Взгляд, брошенный на Мастерсона, был исполнен легкого любопытства. Миссис Деттинджер ответила на это приветствие, неловко дернув головой и изобразив удовольствие на своем лице. Но при этом даже не пыталась представить Мастерсона.
Следующие два танца они просидели за столом, и Мастерсон довольствовался тем, что разглядывал зал. Все было обставлено с невыносимо скучной респектабельностью. Под потолком висела огромная связка воздушных шаров, готовых, несомненно, спуститься в момент оргиастической кульминации нынешнего празднества. Оркестранты в красных мундирах с золотыми эполетами имели угрюмо-сдержанный вид — похоже, эти балы им порядком уже надоели. Мастерсон предполагал, что проведет вечер в циничной отстраненности, наблюдая за безумствами других и находя брезгливое удовольствие в отвращении к происходящему. Ему вспомнились слова французского дипломата об англичанах, танцующих «avec les visages si tristes, les derrieres si gais».[22] Здесь же зады были положительно степенны, а вот на лицах застыли улыбки искусственного восторга, столь неестественные, что Мастерсон даже подумал, не учит ли эта школа принимать определенное выражение лица при определенных па в соответствии с заданным образцом. Вне танцевальной площадки все женщины выглядели озабоченно, и на их лицах читалась вся гамма переживаний от легкого трепета до отчаянного страха. Их было гораздо больше, чем мужчин, и некоторые из них танцевали друг с другом. Большинство были среднего возраста или старше, и все как одна в одинаково старомодных платьях с тугим декольтированным лифом и широченными юбками-клеш, усеянными блестками.

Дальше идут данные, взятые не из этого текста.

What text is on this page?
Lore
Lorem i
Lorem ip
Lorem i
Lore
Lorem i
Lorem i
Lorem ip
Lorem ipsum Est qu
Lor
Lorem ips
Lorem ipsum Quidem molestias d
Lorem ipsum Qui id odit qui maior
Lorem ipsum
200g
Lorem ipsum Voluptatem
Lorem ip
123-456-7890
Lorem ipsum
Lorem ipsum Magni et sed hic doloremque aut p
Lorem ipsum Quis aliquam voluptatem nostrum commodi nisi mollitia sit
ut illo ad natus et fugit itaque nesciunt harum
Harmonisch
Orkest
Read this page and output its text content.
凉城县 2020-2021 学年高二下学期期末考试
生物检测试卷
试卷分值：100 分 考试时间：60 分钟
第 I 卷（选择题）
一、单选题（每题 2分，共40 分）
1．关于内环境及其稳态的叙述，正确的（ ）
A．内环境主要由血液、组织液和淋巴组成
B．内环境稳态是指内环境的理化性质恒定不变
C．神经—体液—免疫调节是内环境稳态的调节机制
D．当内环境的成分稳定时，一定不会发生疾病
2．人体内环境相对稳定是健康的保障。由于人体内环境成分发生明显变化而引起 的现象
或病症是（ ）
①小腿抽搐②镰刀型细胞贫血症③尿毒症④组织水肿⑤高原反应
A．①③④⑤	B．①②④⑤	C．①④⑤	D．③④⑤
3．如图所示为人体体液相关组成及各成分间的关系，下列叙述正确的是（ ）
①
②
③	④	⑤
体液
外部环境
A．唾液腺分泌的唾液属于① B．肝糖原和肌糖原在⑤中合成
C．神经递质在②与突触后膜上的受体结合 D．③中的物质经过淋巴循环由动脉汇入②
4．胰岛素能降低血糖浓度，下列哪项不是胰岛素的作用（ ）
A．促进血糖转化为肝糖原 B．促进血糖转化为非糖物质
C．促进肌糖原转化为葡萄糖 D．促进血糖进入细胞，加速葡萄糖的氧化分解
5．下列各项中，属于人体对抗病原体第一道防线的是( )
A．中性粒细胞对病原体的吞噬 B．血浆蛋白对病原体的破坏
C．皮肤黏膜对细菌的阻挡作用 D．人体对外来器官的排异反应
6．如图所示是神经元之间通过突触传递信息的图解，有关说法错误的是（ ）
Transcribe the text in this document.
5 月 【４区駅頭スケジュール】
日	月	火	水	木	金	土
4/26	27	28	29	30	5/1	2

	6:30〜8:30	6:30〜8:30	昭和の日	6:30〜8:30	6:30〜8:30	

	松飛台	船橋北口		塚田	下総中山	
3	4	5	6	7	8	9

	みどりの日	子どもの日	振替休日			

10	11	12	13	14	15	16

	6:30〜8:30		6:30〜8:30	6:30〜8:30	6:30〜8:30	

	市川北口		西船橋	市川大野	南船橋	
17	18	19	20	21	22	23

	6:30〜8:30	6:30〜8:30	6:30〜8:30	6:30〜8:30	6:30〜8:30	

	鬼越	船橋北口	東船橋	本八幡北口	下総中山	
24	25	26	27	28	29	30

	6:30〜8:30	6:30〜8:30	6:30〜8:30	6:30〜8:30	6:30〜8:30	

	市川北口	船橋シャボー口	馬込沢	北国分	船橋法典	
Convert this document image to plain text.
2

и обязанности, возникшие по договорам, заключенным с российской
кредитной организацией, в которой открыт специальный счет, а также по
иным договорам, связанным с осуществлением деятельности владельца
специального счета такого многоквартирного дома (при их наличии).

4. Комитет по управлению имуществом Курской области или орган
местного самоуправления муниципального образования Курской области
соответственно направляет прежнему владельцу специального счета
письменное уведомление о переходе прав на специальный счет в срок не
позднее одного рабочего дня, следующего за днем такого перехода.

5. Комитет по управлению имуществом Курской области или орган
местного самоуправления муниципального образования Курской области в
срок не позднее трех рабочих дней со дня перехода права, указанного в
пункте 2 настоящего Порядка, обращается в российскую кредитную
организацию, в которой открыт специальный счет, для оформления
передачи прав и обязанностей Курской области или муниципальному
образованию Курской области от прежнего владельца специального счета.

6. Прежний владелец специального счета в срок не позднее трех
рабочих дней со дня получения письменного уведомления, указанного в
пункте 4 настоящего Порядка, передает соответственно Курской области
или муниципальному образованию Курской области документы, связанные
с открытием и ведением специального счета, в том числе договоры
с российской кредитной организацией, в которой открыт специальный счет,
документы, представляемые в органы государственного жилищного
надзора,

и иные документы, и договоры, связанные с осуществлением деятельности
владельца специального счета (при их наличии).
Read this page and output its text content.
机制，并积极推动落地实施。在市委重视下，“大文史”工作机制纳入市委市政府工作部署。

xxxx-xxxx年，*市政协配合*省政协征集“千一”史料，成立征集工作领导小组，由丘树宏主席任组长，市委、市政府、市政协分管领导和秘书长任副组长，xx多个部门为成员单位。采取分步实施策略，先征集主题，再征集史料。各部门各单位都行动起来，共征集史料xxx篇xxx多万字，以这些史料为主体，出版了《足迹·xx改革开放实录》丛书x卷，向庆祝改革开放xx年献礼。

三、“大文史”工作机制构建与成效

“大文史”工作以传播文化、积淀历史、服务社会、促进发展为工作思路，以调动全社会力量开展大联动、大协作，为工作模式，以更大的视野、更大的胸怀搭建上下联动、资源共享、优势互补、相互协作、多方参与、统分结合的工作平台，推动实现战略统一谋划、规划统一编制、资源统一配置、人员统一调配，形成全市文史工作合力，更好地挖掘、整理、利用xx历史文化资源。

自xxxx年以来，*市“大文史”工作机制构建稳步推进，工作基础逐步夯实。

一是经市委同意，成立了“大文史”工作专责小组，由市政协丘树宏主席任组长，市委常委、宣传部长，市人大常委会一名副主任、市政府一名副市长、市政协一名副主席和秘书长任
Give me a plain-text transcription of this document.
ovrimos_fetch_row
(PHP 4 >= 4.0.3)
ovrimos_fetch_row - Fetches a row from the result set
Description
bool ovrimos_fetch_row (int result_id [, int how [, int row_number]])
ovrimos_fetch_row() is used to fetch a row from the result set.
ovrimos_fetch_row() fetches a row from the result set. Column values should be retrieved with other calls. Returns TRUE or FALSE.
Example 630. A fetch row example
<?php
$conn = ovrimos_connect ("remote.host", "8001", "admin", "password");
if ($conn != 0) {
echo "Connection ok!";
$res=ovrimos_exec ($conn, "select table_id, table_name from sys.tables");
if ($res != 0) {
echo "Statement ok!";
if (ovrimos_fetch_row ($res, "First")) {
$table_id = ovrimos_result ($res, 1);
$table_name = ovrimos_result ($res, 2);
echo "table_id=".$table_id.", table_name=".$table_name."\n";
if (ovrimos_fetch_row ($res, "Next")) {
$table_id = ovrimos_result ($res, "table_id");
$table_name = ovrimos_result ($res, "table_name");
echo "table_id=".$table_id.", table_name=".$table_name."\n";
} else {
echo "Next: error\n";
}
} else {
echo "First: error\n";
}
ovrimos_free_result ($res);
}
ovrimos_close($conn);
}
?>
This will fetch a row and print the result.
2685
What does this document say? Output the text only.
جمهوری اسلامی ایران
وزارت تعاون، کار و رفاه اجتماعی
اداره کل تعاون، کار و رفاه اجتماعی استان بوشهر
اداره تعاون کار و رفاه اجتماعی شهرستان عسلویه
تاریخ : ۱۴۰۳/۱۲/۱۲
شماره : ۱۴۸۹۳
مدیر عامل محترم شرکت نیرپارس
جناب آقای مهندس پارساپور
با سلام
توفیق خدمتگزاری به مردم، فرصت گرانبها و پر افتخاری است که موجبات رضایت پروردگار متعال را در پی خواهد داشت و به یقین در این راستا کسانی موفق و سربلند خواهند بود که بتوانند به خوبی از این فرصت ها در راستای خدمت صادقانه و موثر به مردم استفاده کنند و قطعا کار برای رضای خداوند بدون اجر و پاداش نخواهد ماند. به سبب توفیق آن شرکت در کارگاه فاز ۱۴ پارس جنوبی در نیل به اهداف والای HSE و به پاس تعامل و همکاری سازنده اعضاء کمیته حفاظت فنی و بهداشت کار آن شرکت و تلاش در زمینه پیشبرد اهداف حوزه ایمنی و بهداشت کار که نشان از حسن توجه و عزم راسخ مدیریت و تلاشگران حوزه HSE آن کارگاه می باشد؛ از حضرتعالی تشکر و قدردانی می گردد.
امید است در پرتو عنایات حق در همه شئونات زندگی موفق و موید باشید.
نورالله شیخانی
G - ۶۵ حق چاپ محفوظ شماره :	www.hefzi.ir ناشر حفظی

Третий танец был квик-степ. Внезапно миссис Деттинджер повернулась к нему и сказала: «Мы танцуем». Он послушно вывел ее на площадку и обхватил ее неподатливое тело левой рукой. Он смирился с тем, что вечер будет долгим и трудным. И если только эта старая гарпия может рассказать что-нибудь важное — а старик, кажется, считает, что может, — то, ей-Богу, она выложит все, даже если ему придется трястись с ней на этой чертовой площадке, пока старуха не рухнет. Эта мысль ему понравилась, и он стал развивать ее. Он представил себе миссис Деттинджер как бы распавшейся на части, вроде марионетки, которую перестали держать за веревочки: тонкие ножки неуклюже раскинулись в стороны, а ручки бессильно повисли. Если только он сам не рухнет первым. Те полчаса с Джулией Пардоу были не самой лучшей подготовкой к вечеру на танцевальной площадке. А старая карга была полна энергии. Он уже слизывал языком капельки пота, стекающие к уголкам рта, а у нее даже не участилось дыхание и руки были прохладные и сухие. Лицо перед его глазами застыло в напряжении, взгляд остекленел, рот приоткрылся. Было такое впечатление, будто он танцует с двигающимся мешком костей.
Прогремел заключительный аккорд. Дирижер развернулся лицом к площадке и одарил всех деланной улыбкой. Танцоры расслабились и позволили себе слегка улыбнуться. Калейдоскоп красок стянулся к середине площадки, потом распался на новые узоры, по мере того как танцоры, расцепив объятия, засеменили к своим столикам. Поблизости вертелся официант, ожидая заказов. Мастерсон поманил его пальцем.
— Вы что будете? — спросил он нелюбезным тоном скряги, которого заставили платить за угощение.